Live in Oslo Tonight—the Walkmen!

The Walkmen: «The Rat» (live) [mp3]



«Lack of trust in others.» It's one of the symptoms of what professionals—from the safe distance of abstracting objectivity—like to call «Complicated Grief». But really, it's just a natural reaction to other people's natural reactions, to death and taboo, which are, as often as not, an urge to flee, to look the other way, to make your excuses and to block out those tainted by the unsettling inevitabilities of nature. You know who's a rat when they abandon ship—when the fair-weather friends with the big words drop you like a hot potato. Fuck it; they always did say «potahto», so let's call the whole thing off.

Even when faced with a rat, though, I never really got hate. You know: that bona fide, real deal, Schadenfreudian, no-holds-barred malevolence burning unequivocally, uncompromisingly and unswervingly in the pit of your stomach, with no mitigations, doubts or ambivalence.
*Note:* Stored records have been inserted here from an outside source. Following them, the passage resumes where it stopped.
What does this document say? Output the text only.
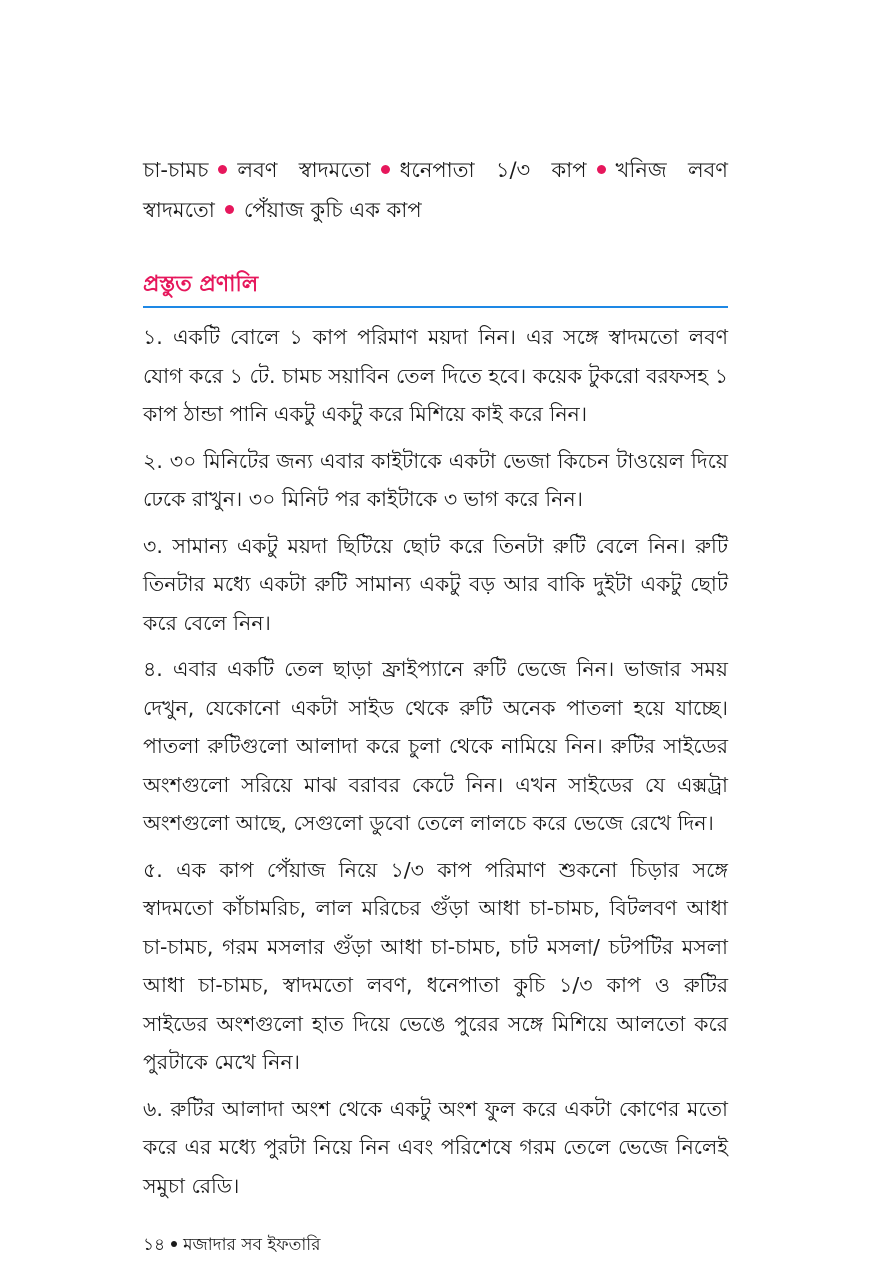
চা-চামচ লবণ স্বাদমতো ধনেপাতা ১/৩ কাপ খনিজ লবণ স্বাদমতো পেঁয়াজ কুচি এক কাপ

প্রস্তুত প্রণালি

১. একটি বোলে ১ কাপ পরিমাণ ময়দা নিন। এর সঙ্গে স্বাদমতো লবণ যোগ করে ১ টে. চামচ সয়াবিন তেল দিতে হবে। কয়েক টুকরো বরফসহ ১ কাপ ঠান্ডা পানি একটু একটু করে মিশিয়ে কাই করে নিন।

২. ৩০ মিনিটের জন্য এবার কাইটাকে একটা ভেজা কিচেন টাওয়েল দিয়ে ঢেকে রাখুন। ৩০ মিনিট পর কাইটাকে ৩ ভাগ করে নিন।

৩. সামান্য একটু ময়দা ছিটিয়ে ছোট করে তিনটা রুটি বেলে নিন। রুটি তিনটার মধ্যে একটা রুটি সামান্য একটু বড় আর বাকি দুইটা একটু ছোট করে বেলে নিন।

৪. এবার একটি তেল ছাড়া ফ্রাইপ্যানে রুটি ভেজে নিন। ভাজার সময় দেখুন, যেকোনো একটা সাইড থেকে রুটি অনেক পাতলা হয়ে যাচ্ছে। পাতলা রুটিগুলো আলাদা করে চুলা থেকে নামিয়ে নিন। রুটির সাইডের অংশগুলো সরিয়ে মাঝ বরাবর কেটে নিন। এখন সাইডের যে এক্সট্রা অংশগুলো আছে, সেগুলো ডুবো তেলে লালচে করে ভেজে রেখে দিন।

৫. এক কাপ পেঁয়াজ নিয়ে ১/৩ কাপ পরিমাণ শুকনো চিড়ার সঙ্গে স্বাদমতো কাঁচামরিচ, লাল মরিচের গুঁড়া আধা চা-চামচ, বিটলবণ আধা চা-চামচ, গরম মসলার গুঁড়া আধা চা-চামচ, চাট মসলা/ চটপটির মসলা আধা চা-চামচ, স্বাদমতো লবণ, ধনেপাতা কুচি ১/৩ কাপ ও রুটির সাইডের অংশগুলো হাত দিয়ে ভেঙে পুরের সঙ্গে মিশিয়ে আলতো করে পুরটাকে মেখে নিন।

৬. রুটির আলাদা অংশ থেকে একটু অংশ ফুল করে একটা কোণের মতো করে এর মধ্যে পুরটা নিয়ে নিন এবং পরিশেষে গরম তেলে ভেজে নিলেই সমুচা রেডি।

১৪ মজাদার সব ইফতারি
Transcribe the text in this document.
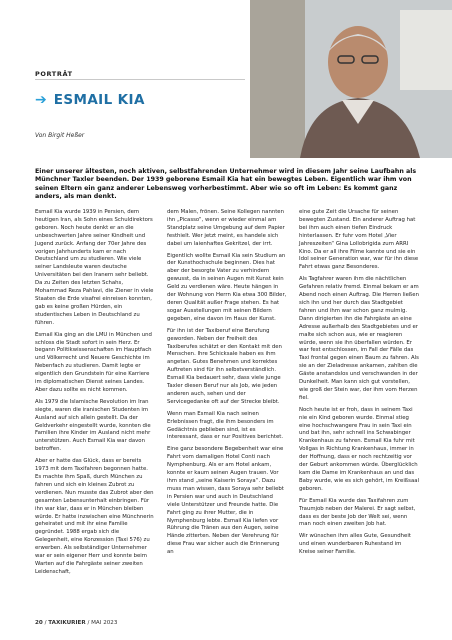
PORTRÄT
➔ ESMAIL KIA
Von Birgit Heßer
Einer unserer ältesten, noch aktiven, selbstfahrenden Unternehmer wird in diesem Jahr seine Laufbahn als Münchner Taxler beenden. Der 1939 geborene Esmail Kia hat ein bewegtes Leben. Eigentlich war ihm von seinen Eltern ein ganz anderer Lebensweg vorherbestimmt. Aber wie so oft im Leben: Es kommt ganz anders, als man denkt.

Esmail Kia wurde 1939 in Persien, dem heutigen Iran, als Sohn eines Schuldirektors geboren. Noch heute denkt er an die unbeschwerten Jahre seiner Kindheit und Jugend zurück. Anfang der 70er Jahre des vorigen Jahrhunderts kam er nach Deutschland um zu studieren. Wie viele seiner Landsleute waren deutsche Universitäten bei den Iranern sehr beliebt. Da zu Zeiten des letzten Schahs, Mohammad Reza Pahlavi, die Ziener in viele Staaten die Erde visafrei einreisen konnten, gab es keine großen Hürden, ein studentisches Leben in Deutschland zu führen.

Esmail Kia ging an die LMU in München und schloss die Stadt sofort in sein Herz. Er begann Politikwissenschaften im Hauptfach und Völkerrecht und Neuere Geschichte im Nebenfach zu studieren. Damit legte er eigentlich den Grundstein für eine Karriere im diplomatischen Dienst seines Landes. Aber dazu sollte es nicht kommen.

Als 1979 die Islamische Revolution im Iran siegte, waren die iranischen Studenten im Ausland auf sich allein gestellt. Da der Geldverkehr eingestellt wurde, konnten die Familien ihre Kinder im Ausland nicht mehr unterstützen. Auch Esmail Kia war davon betroffen.

Aber er hatte das Glück, dass er bereits 1973 mit dem Taxifahren begonnen hatte. Es machte ihm Spaß, durch München zu fahren und sich ein kleines Zubrot zu verdienen. Nun musste das Zubrot aber den gesamten Lebensunterhalt einbringen. Für ihn war klar, dass er in München bleiben würde. Er hatte inzwischen eine Münchnerin geheiratet und mit ihr eine Familie gegründet. 1988 ergab sich die Gelegenheit, eine Konzession (Taxi 576) zu erwerben. Als selbständiger Unternehmer war er sein eigener Herr und konnte beim Warten auf die Fahrgäste seiner zweiten Leidenschaft,

dem Malen, frönen. Seine Kollegen nannten ihn „Picasso“, wenn er wieder einmal am Standplatz seine Umgebung auf dem Papier festhielt. Wer jetzt meint, es handele sich dabei um laienhaftes Gekritzel, der irrt.

Eigentlich wollte Esmail Kia sein Studium an der Kunsthochschule beginnen. Dies hat aber der besorgte Vater zu verhindern gewusst, da in seinen Augen mit Kunst kein Geld zu verdienen wäre. Heute hängen in der Wohnung von Herrn Kia etwa 300 Bilder, deren Qualität außer Frage stehen. Es hat sogar Ausstellungen mit seinen Bildern gegeben, eine davon im Haus der Kunst.

Für ihn ist der Taxiberuf eine Berufung geworden. Neben der Freiheit des Taxiberufes schätzt er den Kontakt mit den Menschen. Ihre Schicksale haben es ihm angetan. Gutes Benehmen und korrektes Auftreten sind für ihn selbstverständlich. Esmail Kia bedauert sehr, dass viele junge Taxler diesen Beruf nur als Job, wie jeden anderen auch, sehen und der Servicegedanke oft auf der Strecke bleibt.

Wenn man Esmail Kia nach seinen Erlebnissen fragt, die ihm besonders im Gedächtnis geblieben sind, ist es interessant, dass er nur Positives berichtet.

Eine ganz besondere Begebenheit war eine Fahrt vom damaligen Hotel Conti nach Nymphenburg. Als er am Hotel ankam, konnte er kaum seinen Augen trauen. Vor ihm stand „seine Kaiserin Soraya“. Dazu muss man wissen, dass Soraya sehr beliebt in Persien war und auch in Deutschland viele Unterstützer und Freunde hatte. Die Fahrt ging zu ihrer Mutter, die in Nymphenburg lebte. Esmail Kia liefen vor Rührung die Tränen aus den Augen, seine Hände zitterten. Neben der Verehrung für diese Frau war sicher auch die Erinnerung an

eine gute Zeit die Ursache für seinen bewegten Zustand. Ein anderer Auftrag hat bei ihm auch einen tiefen Eindruck hinterlassen. Er fuhr vom Hotel „Vier Jahreszeiten“ Gina Lollobrigida zum ARRI Kino. Da er all ihre Filme kannte und sie ein Idol seiner Generation war, war für ihn diese Fahrt etwas ganz Besonderes.

Als Tagfahrer waren ihm die nächtlichen Gefahren relativ fremd. Einmal bekam er am Abend noch einen Auftrag. Die Herren ließen sich ihn und her durch das Stadtgebiet fahren und ihm war schon ganz mulmig. Dann dirigierten ihn die Fahrgäste an eine Adresse außerhalb des Stadtgebietes und er malte sich schon aus, wie er reagieren würde, wenn sie ihn überfallen würden. Er war fest entschlossen, im Fall der Fälle das Taxi frontal gegen einen Baum zu fahren. Als sie an der Zieladresse ankamen, zahlten die Gäste anstandslos und verschwanden in der Dunkelheit. Man kann sich gut vorstellen, wie groß der Stein war, der ihm vom Herzen fiel.

Noch heute ist er froh, dass in seinem Taxi nie ein Kind geboren wurde. Einmal stieg eine hochschwangere Frau in sein Taxi ein und bat ihn, sehr schnell ins Schwabinger Krankenhaus zu fahren. Esmail Kia fuhr mit Vollgas in Richtung Krankenhaus, immer in der Hoffnung, dass er noch rechtzeitig vor der Geburt ankommen würde. Überglücklich kam die Dame im Krankenhaus an und das Baby wurde, wie es sich gehört, im Kreißsaal geboren.

Für Esmail Kia wurde das Taxifahren zum Traumjob neben der Malerei. Er sagt selbst, dass es der beste Job der Welt sei, wenn man noch einen zweiten Job hat.

Wir wünschen ihm alles Gute, Gesundheit und einen wunderbaren Ruhestand im Kreise seiner Familie.

20 / TAXIKURIER / MAI 2023
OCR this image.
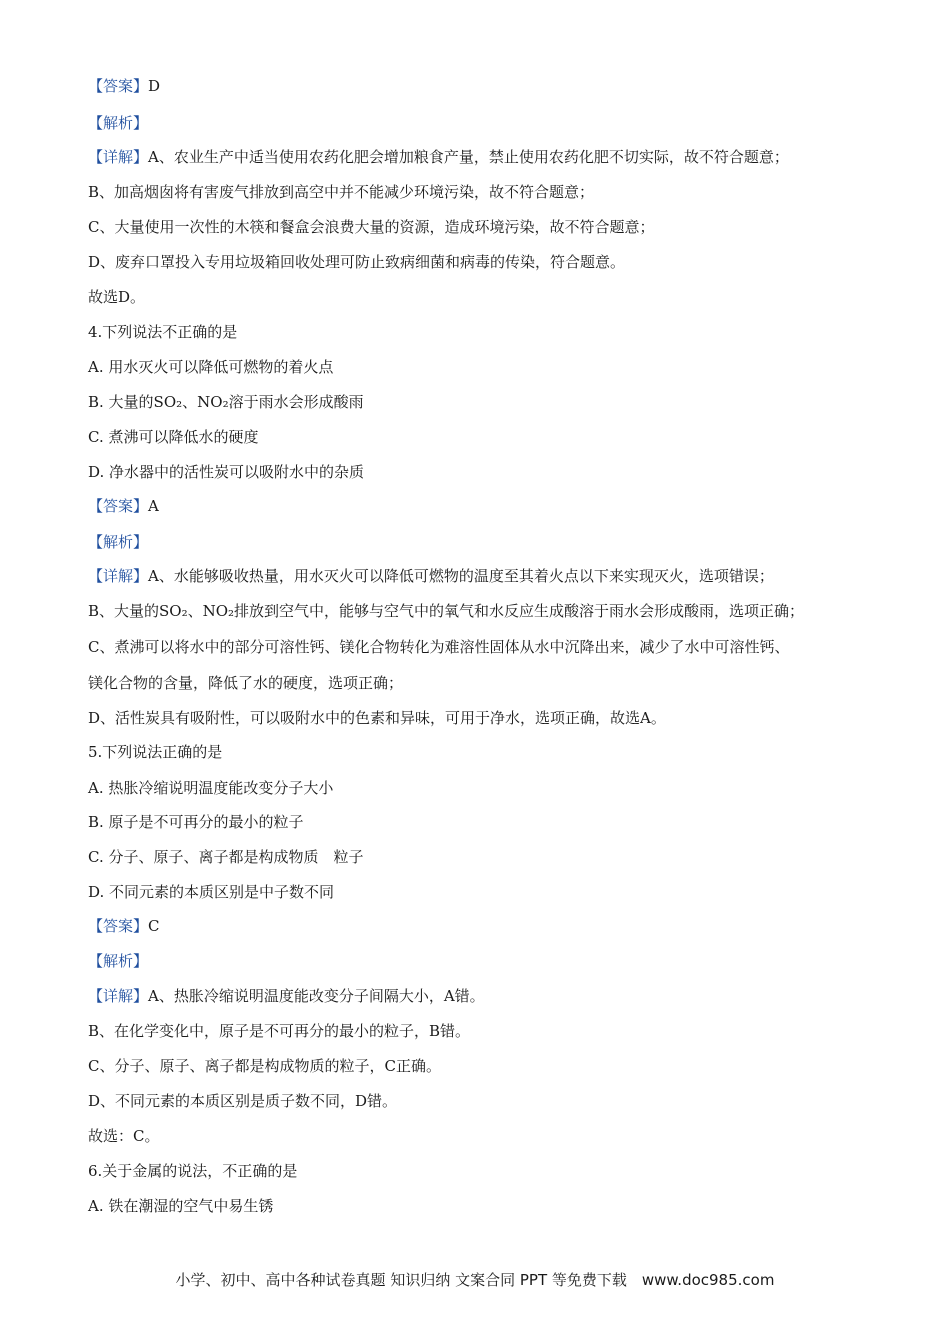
【答案】D
【解析】
【详解】A、农业生产中适当使用农药化肥会增加粮食产量，禁止使用农药化肥不切实际，故不符合题意；
B、加高烟囱将有害废气排放到高空中并不能减少环境污染，故不符合题意；
C、大量使用一次性的木筷和餐盒会浪费大量的资源，造成环境污染，故不符合题意；
D、废弃口罩投入专用垃圾箱回收处理可防止致病细菌和病毒的传染，符合题意。
故选D。
4.下列说法不正确的是
A. 用水灭火可以降低可燃物的着火点
B. 大量的SO₂、NO₂溶于雨水会形成酸雨
C. 煮沸可以降低水的硬度
D. 净水器中的活性炭可以吸附水中的杂质
【答案】A
【解析】
【详解】A、水能够吸收热量，用水灭火可以降低可燃物的温度至其着火点以下来实现灭火，选项错误；
B、大量的SO₂、NO₂排放到空气中，能够与空气中的氧气和水反应生成酸溶于雨水会形成酸雨，选项正确；
C、煮沸可以将水中的部分可溶性钙、镁化合物转化为难溶性固体从水中沉降出来，减少了水中可溶性钙、
镁化合物的含量，降低了水的硬度，选项正确；
D、活性炭具有吸附性，可以吸附水中的色素和异味，可用于净水，选项正确，故选A。
5.下列说法正确的是
A. 热胀冷缩说明温度能改变分子大小
B. 原子是不可再分的最小的粒子
C. 分子、原子、离子都是构成物质　粒子
D. 不同元素的本质区别是中子数不同
【答案】C
【解析】
【详解】A、热胀冷缩说明温度能改变分子间隔大小，A错。
B、在化学变化中，原子是不可再分的最小的粒子，B错。
C、分子、原子、离子都是构成物质的粒子，C正确。
D、不同元素的本质区别是质子数不同，D错。
故选：C。
6.关于金属的说法，不正确的是
A. 铁在潮湿的空气中易生锈
小学、初中、高中各种试卷真题 知识归纳 文案合同 PPT 等免费下载　www.doc985.com
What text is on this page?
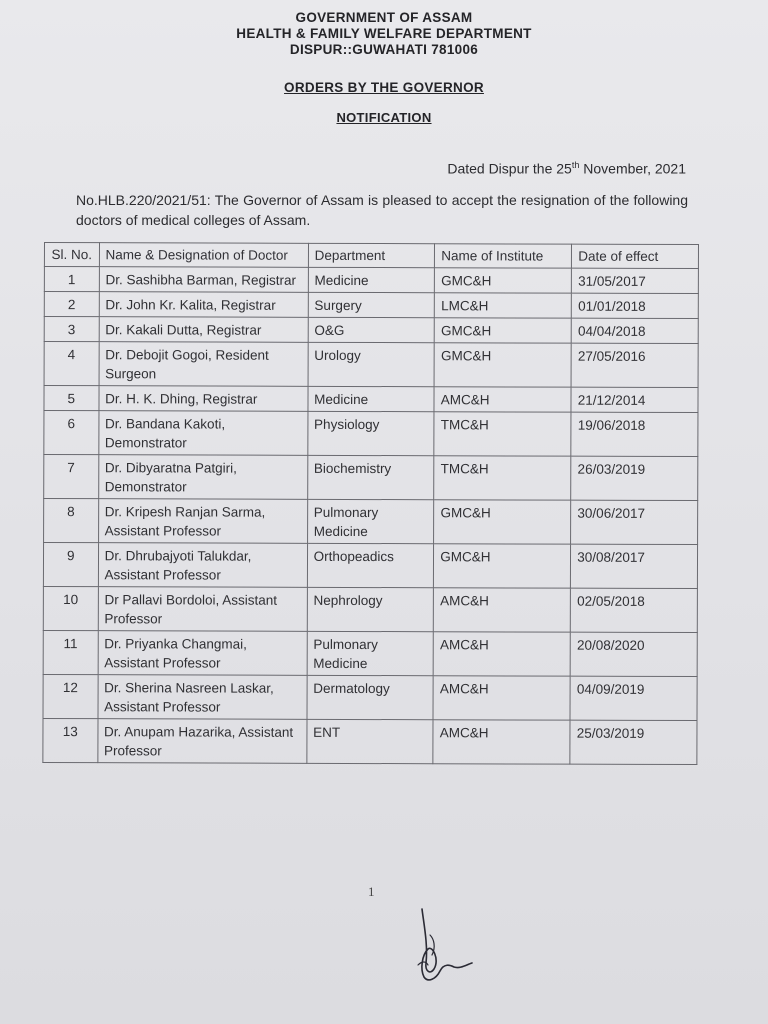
GOVERNMENT OF ASSAM
HEALTH & FAMILY WELFARE DEPARTMENT
DISPUR::GUWAHATI 781006
ORDERS BY THE GOVERNOR
NOTIFICATION
Dated Dispur the 25th November, 2021
No.HLB.220/2021/51: The Governor of Assam is pleased to accept the resignation of the following doctors of medical colleges of Assam.
Sl. No.	Name & Designation of Doctor	Department	Name of Institute	Date of effect
1	Dr. Sashibha Barman, Registrar	Medicine	GMC&H	31/05/2017
2	Dr. John Kr. Kalita, Registrar	Surgery	LMC&H	01/01/2018
3	Dr. Kakali Dutta, Registrar	O&G	GMC&H	04/04/2018
4	Dr. Debojit Gogoi, Resident Surgeon	Urology	GMC&H	27/05/2016
5	Dr. H. K. Dhing, Registrar	Medicine	AMC&H	21/12/2014
6	Dr. Bandana Kakoti, Demonstrator	Physiology	TMC&H	19/06/2018
7	Dr. Dibyaratna Patgiri, Demonstrator	Biochemistry	TMC&H	26/03/2019
8	Dr. Kripesh Ranjan Sarma, Assistant Professor	Pulmonary Medicine	GMC&H	30/06/2017
9	Dr. Dhrubajyoti Talukdar, Assistant Professor	Orthopeadics	GMC&H	30/08/2017
10	Dr Pallavi Bordoloi, Assistant Professor	Nephrology	AMC&H	02/05/2018
11	Dr. Priyanka Changmai, Assistant Professor	Pulmonary Medicine	AMC&H	20/08/2020
12	Dr. Sherina Nasreen Laskar, Assistant Professor	Dermatology	AMC&H	04/09/2019
13	Dr. Anupam Hazarika, Assistant Professor	ENT	AMC&H	25/03/2019
1
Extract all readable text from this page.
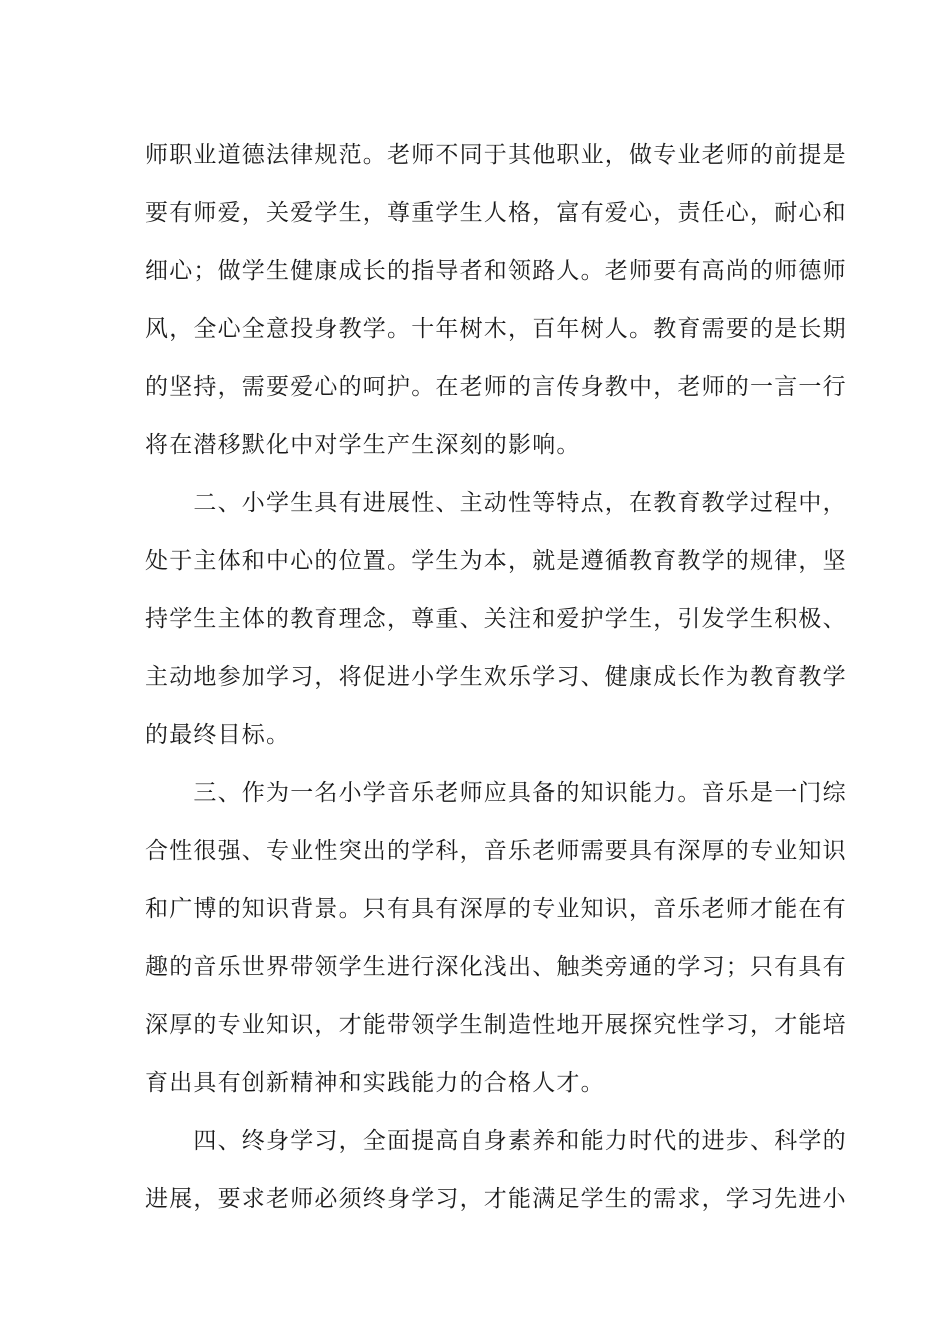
师职业道德法律规范。老师不同于其他职业，做专业老师的前提是
要有师爱，关爱学生，尊重学生人格，富有爱心，责任心，耐心和
细心；做学生健康成长的指导者和领路人。老师要有高尚的师德师
风，全心全意投身教学。十年树木，百年树人。教育需要的是长期
的坚持，需要爱心的呵护。在老师的言传身教中，老师的一言一行
将在潜移默化中对学生产生深刻的影响。
　　二、小学生具有进展性、主动性等特点，在教育教学过程中，
处于主体和中心的位置。学生为本，就是遵循教育教学的规律，坚
持学生主体的教育理念，尊重、关注和爱护学生，引发学生积极、
主动地参加学习，将促进小学生欢乐学习、健康成长作为教育教学
的最终目标。
　　三、作为一名小学音乐老师应具备的知识能力。音乐是一门综
合性很强、专业性突出的学科，音乐老师需要具有深厚的专业知识
和广博的知识背景。只有具有深厚的专业知识，音乐老师才能在有
趣的音乐世界带领学生进行深化浅出、触类旁通的学习；只有具有
深厚的专业知识，才能带领学生制造性地开展探究性学习，才能培
育出具有创新精神和实践能力的合格人才。
　　四、终身学习，全面提高自身素养和能力时代的进步、科学的
进展，要求老师必须终身学习，才能满足学生的需求，学习先进小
Disappointment… loss of respect… contempt… loathing… an unhealthy dose of chagrin, on the other hand—those I get. I understand curses that I wouldn't wish on my worst enemies, only on former friends. May their life be anti-climactic. May their mediocrity finally wear down their vanity. May their lazy intellect bring them nowhere near truth, and may they stew in their fear of reality. May their big words finally reveal to them just how small they are, as they watch cluelessly as their loved ones inevitably begin to suffer, the cowards bearing futile witness as they await their turn. May they be the last to go, with no one left for them.

And may they never have the nerve to call my number and ask me a favour, because I'd only welcome them back. Rats!

Thank fuck for the Walkmen, then, and their anthem to righteous (if pointless) anger. Catch them live tonight at John Dee, Torggata 16, Oslo. Doors open 20:00.